My youngest daughter, with a keen eye for history, asked if I could watch my granddaughter on Wednesday, January 20th. Since I have been replaced as primary caretaker for the 2.7 version of my youngest granddaughter — she goes to daycare while her mother works, and her grandmother picks her up in the evening — I readily agreed. I don’t get to spend much time with Myah these days, so I wanted to roll around on the floor again, that pesky, history-making inauguration thing notwithstanding.
Just as I did with her cousins, my first two grandchildren, I am 100% invested in the care of Myah. I do not give her a tech device as a diversion so that I can do something else. She has a TV in her room and what she calls “MY PHONE,” a cell phone that her mother allows her to use to watch videos. I turn off all the tech stuff and engage with her, keeping her interested in drawing, painting, singing, dancing, playing hide-and-seek and “catch me!” She has 756,283 containers of what she calls “shlime,” but which are really Play-Doh. And on inauguration day, I did not turn on radio station WSIE so that we could listen to classical music as we made cakes and pies and cookies out of inedible plastic. I turned on the TV and watched the inauguration ceremonies.
In January 1961 I was an 8th grade student who, along with the rest of his school, watched in snowy black and white as 86-year-old Robert Frost shakily read his poem “The Gift Outright” at John F. Kennedy’s inauguration. Sixty years later, I split my attention between the future and the present as I worked with Myah to make “cakes,” and “pies,” and listened to Amanda Gorman’s recitation of her magnificent poem.
With one ear and one eye focused on the TV, I helped Myah pick out colors of Play-Doh that she wanted. She ask me to “play me,” and I do play with her. I was startled to hear my granddaughter repeat what television commentator Gayle King said about young girls seeing Kamala Harris being sworn in: “I want to be just like that,” Myah parroted, never raising her head from her “slime” contraptions. But when Harris was sworn in, I placed Myah on my lap, pointed at the TV, and told her to “look.” We clapped together, and her only memory of the event will be through this record, should her mother save it for her to read.

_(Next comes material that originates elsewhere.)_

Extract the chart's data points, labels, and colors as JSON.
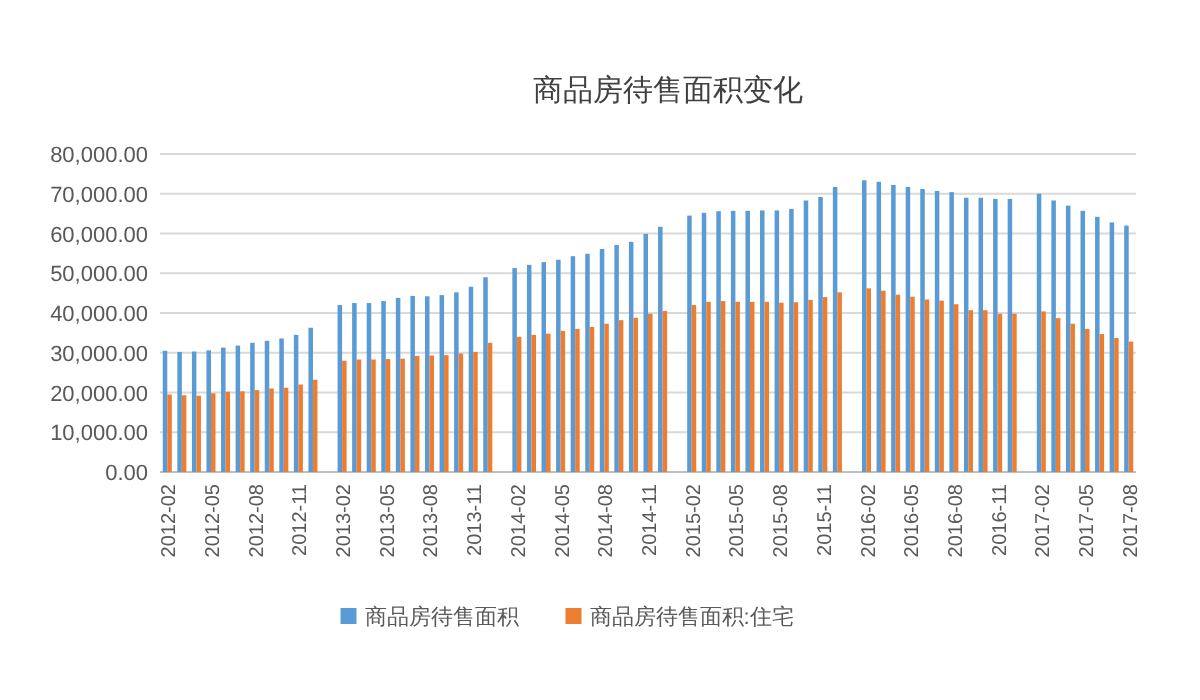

On Monday, January 18th, I was an attendant at a Zoom meeting with my first bride’s family gathering, where their history in Noblesville, Indianapolis and Franklin Indiana was reviewed for those who gathered. In February 2018, I wrote “A Black History Story” for my first two grandchildren, about their mother’s family, many of whom were from Indiana, and one of whom served in the United States Colored Infantry, Company B during the Civil War. I’ve not seen my first two grandbeauties in person since December 2019; on that Monday, I got to see then virtually, listening to the family’s history. Two days later, I held their cousin on my lap and pointed out a momentous occasion for her, a moment that her mother missed.
A good friend sent me a text saying that he and his wife listened to Nina Simone’s song, “New World Coming,” an oblique reference to his readership of my December 2020 column, “Compassion.” I want that “new world” for my three grandpuppies, and I know that Myah will be able to join with her cousins in joy.